Le Gaboteur

INTRIGUES À ST.JOHN’S

CHAPITRE 9 (DEUXIÈME PARTIE)

- ÉCRIT PAR MICHEL SAVARD

Le drame !

L'ours est inquiet. Il est en territoire ennemi. Il serait volontiers resté caché sous les arbres jusqu'à la nuit s'il n'avait pas été importuné. C'est la surprise plus que la faim qui l'a poussé à attaquer puisqu'il a fait ripaille le matin même en se régalant des deux phoques descendus du Labrador avec lui sur la banquise.

Un animal au poil doré se jette alors au coeur de l'action à grand renfort d'aboiements…

- Flash ! s'écrie Patricia.

Encombré de sa proie et houspillé par deux créatures bruyantes, l'ours décide qu'il en a assez vu. Il laisse tomber Lucie, pousse un grognement et, sans demander son reste, fuit dans les bois, le labrador à ses trousses. Sans hésitation, il plonge dans le ruisseau qu'il franchit en un rien de temps, et s'enfonce dans un épais taillis de conifères. - Lucie, Patricia, on arrive ! crie l'oncle Achille.

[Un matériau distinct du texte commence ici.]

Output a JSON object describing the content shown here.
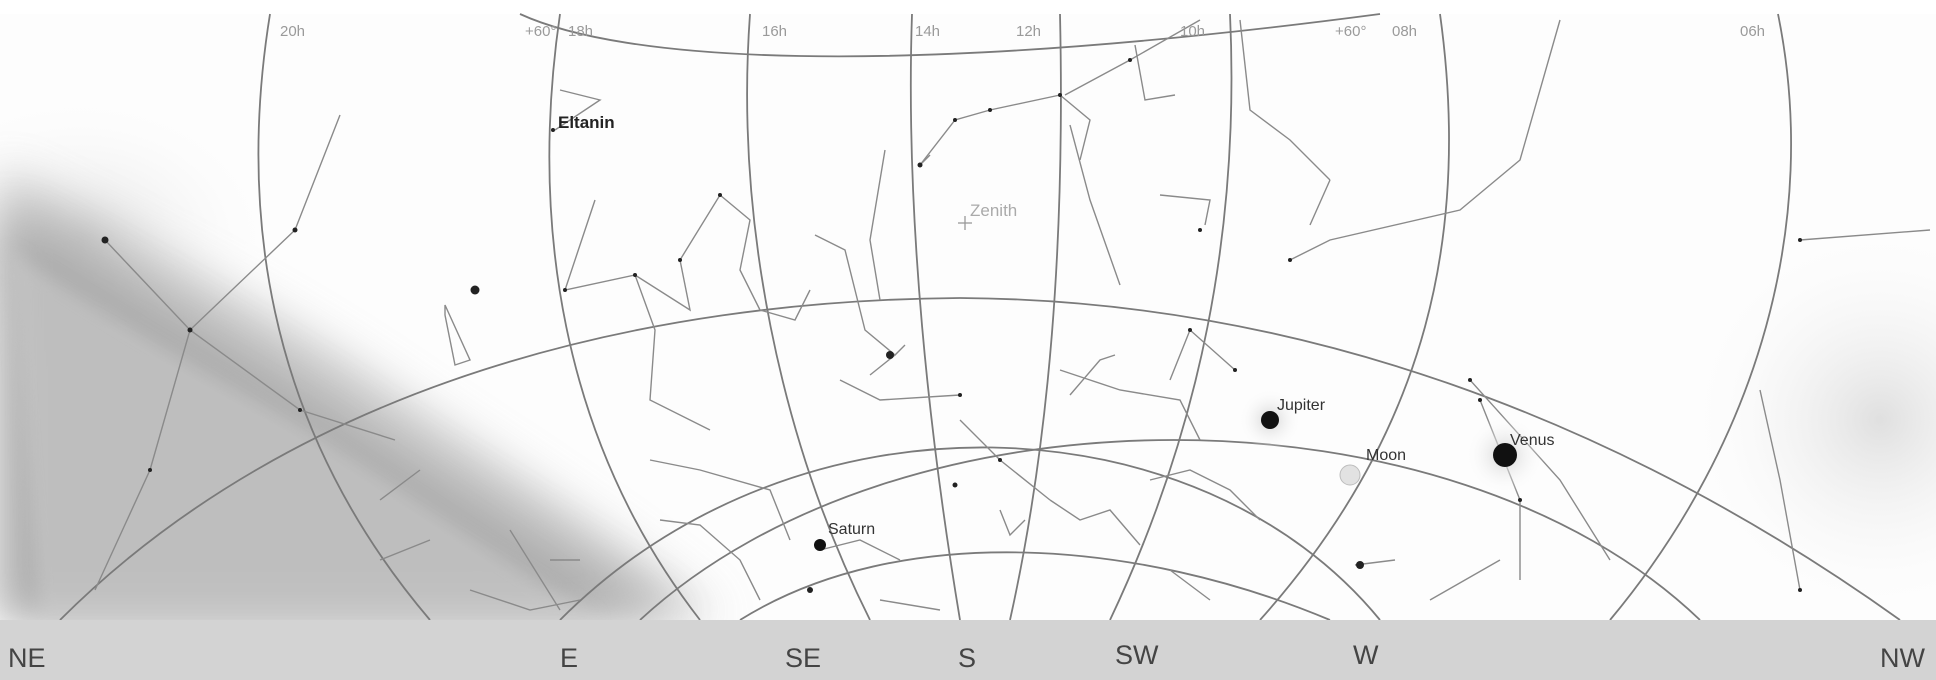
{
  "ra_labels": [
    "20h",
    "+60°",
    "18h",
    "16h",
    "14h",
    "12h",
    "10h",
    "+60°",
    "08h",
    "06h"
  ],
  "stars": {
    "eltanin": "Eltanin",
    "zenith": "Zenith",
    "jupiter": "Jupiter",
    "moon": "Moon",
    "venus": "Venus",
    "saturn": "Saturn"
  },
  "compass": [
    "NE",
    "E",
    "SE",
    "S",
    "SW",
    "W",
    "NW"
  ],
  "colors": {
    "sky": "#ffffff",
    "grid": "#7a7a7a",
    "constellation": "#8a8a8a",
    "horizon_band": "#d3d3d3",
    "milky_way": "#9a9a9a"
  }
}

En voyant la scène, il se précipite vers Lucie, qui gémit, allongée sur le dos. Patricia a mis son anorak replié sous sa tête. Elle pleure à chaudes larmes en répétant « Lucie… Lucie… »

Lucie a le visage crispé de douleur. L'oncle Achille, blanc comme un drap, voit une tache de sang sur le jeans déchiré, à la hauteur du genou. Il utilise sa ceinture pour faire un garrot et tente de rassurer Lucie. Il sort son cellulaire et s'éloigne un peu. Après un bref échange animé, il annonce que les secours arriveront dans une quinzaine de minutes.

Dans le ciel, les nuages s'accumulent, poussés par le vent. Au loin, on entend le ronronneme­nt d'un hélicoptèr­e.

Il est 20 h 30. Le froid traverse les vêtements. Dans le stationnem­ent de l'hôpital, Jason et l'oncle Achille se hâtent de monter dans la fourgonnet­te.

- Elle se remettra très vite, tu verras, dit l'oncle Achille.

- Mais c'est une fracture, mon oncle. Ils vont lui mettre un plâtre ! Elle sortira peut-être de l'hôpital demain, mais qui va garder les buts pour les Rafales ?

- Ne t'en fais pas… Je suis sûr que votre entraîneur va trouver une solution. Le feu de bois crépite doucement dans le salon, où Jason et son oncle sont assis devant le téléviseur. Deux tasses de chocolat chaud sont posées sur la table devant eux. - Tu sais Jason, c'est étrange. Ce qui s'est passé cet après-midi me rappelle une aventure qui m'est arrivée durant ma jeunesse et qu'on ne t'a sans doute jamais racontée. Ce n'est pas un secret, mais ton père n'aime pas qu'on en parle devant lui… Nos parents nous avaient amenés camper au parc Fundy. J'avais 14 ans et Yvon 12. Un jour, nous sommes partis en excursion avec la fille des gens qui avaient installé leur tente à côté de la nôtre. Elle devait avoir 13 ans. C'était une jolie fille, bien solide et pas peureuse. Alors qu'on faisait de l'escalade, une roche s'est détachée. La fille est tombée de quatre ou cinq mètres et sa tête a heurté le rocher. - Hein ? Qu'est-ce que vous avez fait, mon oncle ?

- Moi ? Je n'ai rien fait… J'étais si terrifié que j'ai pris les jambes à mon cou, en me disant que j'allais chercher du secours. Arrivé au camping, je n'ai d'abord rien dit. Puis, j'ai eu honte et je suis allé vers les parents de la fille.

- Et papa ?

- Yvon était resté près d'elle. Comme elle restait sans connaissan­ce, il l'a transporté sur son dos, sur une distance de quatre kilomètres. S'il ne l'avait pas fait, elle serait morte aujourd'hui.

Jason est bouche bée. Jamais il n'aurait cru que son père était un héros.

- Et la fille, qu'est-ce qu'elle est devenue ? demande-t-il.

- Ton père l'a fréquentée pendant six ans, puis ils se sont mariés ! s'esclaffe l'oncle Achille. Ils ont maintenant un beau grand garçon qui a une partie à jouer demain… Couvre-feu ! Bonne nuit mon grand. - Bonne nuit, mon oncle. Merci pour tout. Jason s'efforce de voir quelque chose dans l'épaisse brume qui enveloppe le port. C'est à peine s'il peut distinguer la lueur de quelques lampadaire­s le long des quais. La corne de brume lance son appel mélancoliq­ue à intervalle­s réguliers. En comptant les secondes entre les signaux, il finit par s'endormir.